Oracle's brilliant spurt in the middle of this week led its share price exactly to the levels we described three months ago as an averagely updated target by half a dozen investment houses on Wall Street. Thus, a widely expected landmark at $135.50 has been achieved to follow a one-day 9% jump in the market value of the U.S. second largest computer software developer (after Microsoft) in terms of annual revenue. It was a clear response to the public announcement of a cooperative efforts by Microsoft and ChatGPT creative team of OpenAI on improving Microsoft's Azure cloud platform by integrating it with Oracle's OCI infrastructure, all based on generative artificial intelligence (AI) features. Oracle said on Tuesday, June 11, it also established a closer and new partnership deal with Google's cloud development program, including building 12 data centres inside the Google Cloud to be available as soon as in September.

These collaborations promise to enhance capacities for OpenAI, and therefore for its closest Microsoft partner, this also gave additional momentum to the price of Microsoft shares. Open AI services are used by over 100 million subscribers. Its CEO, Sam Altman, expressed enthusiasm for the big partnership, highlighting "the scalability benefits" that Oracle's OCI would bring to Microsoft's Azure to make further growth easier. Oracle's Larry Ellison commented on the high demand for its "world's fastest and most cost-effective AI infrastructure". By the way, Elon Musk's xAI, which is standing along and keeping distance from AI features of other tech giants, also admitted it is using Oracle's OCI supercluster for training and inference of next-generation AI models.

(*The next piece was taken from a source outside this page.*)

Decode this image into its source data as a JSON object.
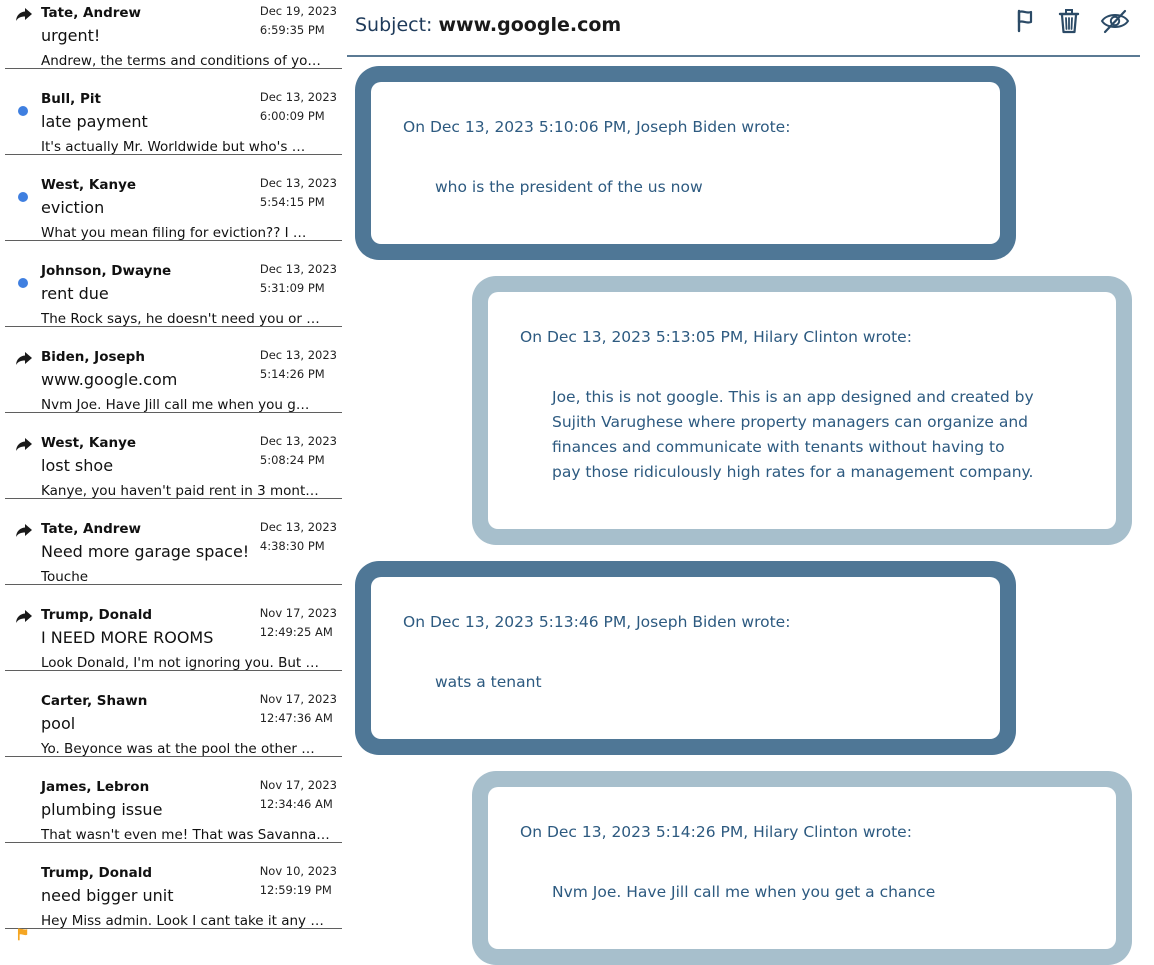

Thus, the level of Oracle's versatility just rolls over. It can be scaled up to the newest 64k Blackwell GPUs (graphic processing units) produced by NVidia or to its GB200 Grace Blackwell Superchips, which is perfect for huge projects. It also allows small enterprises and startups to build their own separate, simply organized, cheap and reliable train models within Oracle's distributed cloud environment. The news offset Oracle's quarterly results at the same night, which slightly missed expert consensus estimates. The company showed equity per share (EPS) of $1.63 on revenue of $14.29 billion, compared to a predicted EPS of $1.65 on revenue of $14.6 billion.

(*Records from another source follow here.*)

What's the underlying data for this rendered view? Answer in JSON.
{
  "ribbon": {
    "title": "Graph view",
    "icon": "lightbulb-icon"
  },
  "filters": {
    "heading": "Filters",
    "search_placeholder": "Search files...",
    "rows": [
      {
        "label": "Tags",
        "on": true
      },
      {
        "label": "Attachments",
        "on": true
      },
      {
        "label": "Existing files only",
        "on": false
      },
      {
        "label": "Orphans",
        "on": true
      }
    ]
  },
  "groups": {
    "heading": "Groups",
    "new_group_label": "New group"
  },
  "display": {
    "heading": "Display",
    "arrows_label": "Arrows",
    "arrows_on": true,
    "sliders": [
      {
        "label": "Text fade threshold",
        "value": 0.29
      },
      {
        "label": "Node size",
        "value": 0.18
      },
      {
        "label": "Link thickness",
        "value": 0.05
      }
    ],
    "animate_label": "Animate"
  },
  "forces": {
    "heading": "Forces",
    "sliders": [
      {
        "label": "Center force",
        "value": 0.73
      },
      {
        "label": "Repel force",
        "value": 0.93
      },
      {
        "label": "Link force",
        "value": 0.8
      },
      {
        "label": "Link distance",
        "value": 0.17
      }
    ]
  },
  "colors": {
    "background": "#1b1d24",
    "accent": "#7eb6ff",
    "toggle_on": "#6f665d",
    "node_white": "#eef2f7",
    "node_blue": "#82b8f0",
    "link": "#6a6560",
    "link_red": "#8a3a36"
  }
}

With a P/E ratio (a profitability factor) of nearly 32, Oracle mirrors the crowd's great confidence in its ability to expand its strong market presence. Besides, Oracle's remaining performance obligations, which may be considered as a pre-booked revenue, climbed by 44% to approach $100 billion. This number of its sales backlog was about 30% after the Christmas quarter report in mid-March, when we concluded Wall Street bulls were not going to rest until testing the range between $145 and $150. Therefore, our target for the future all-time highs update could be raised to $170 at least.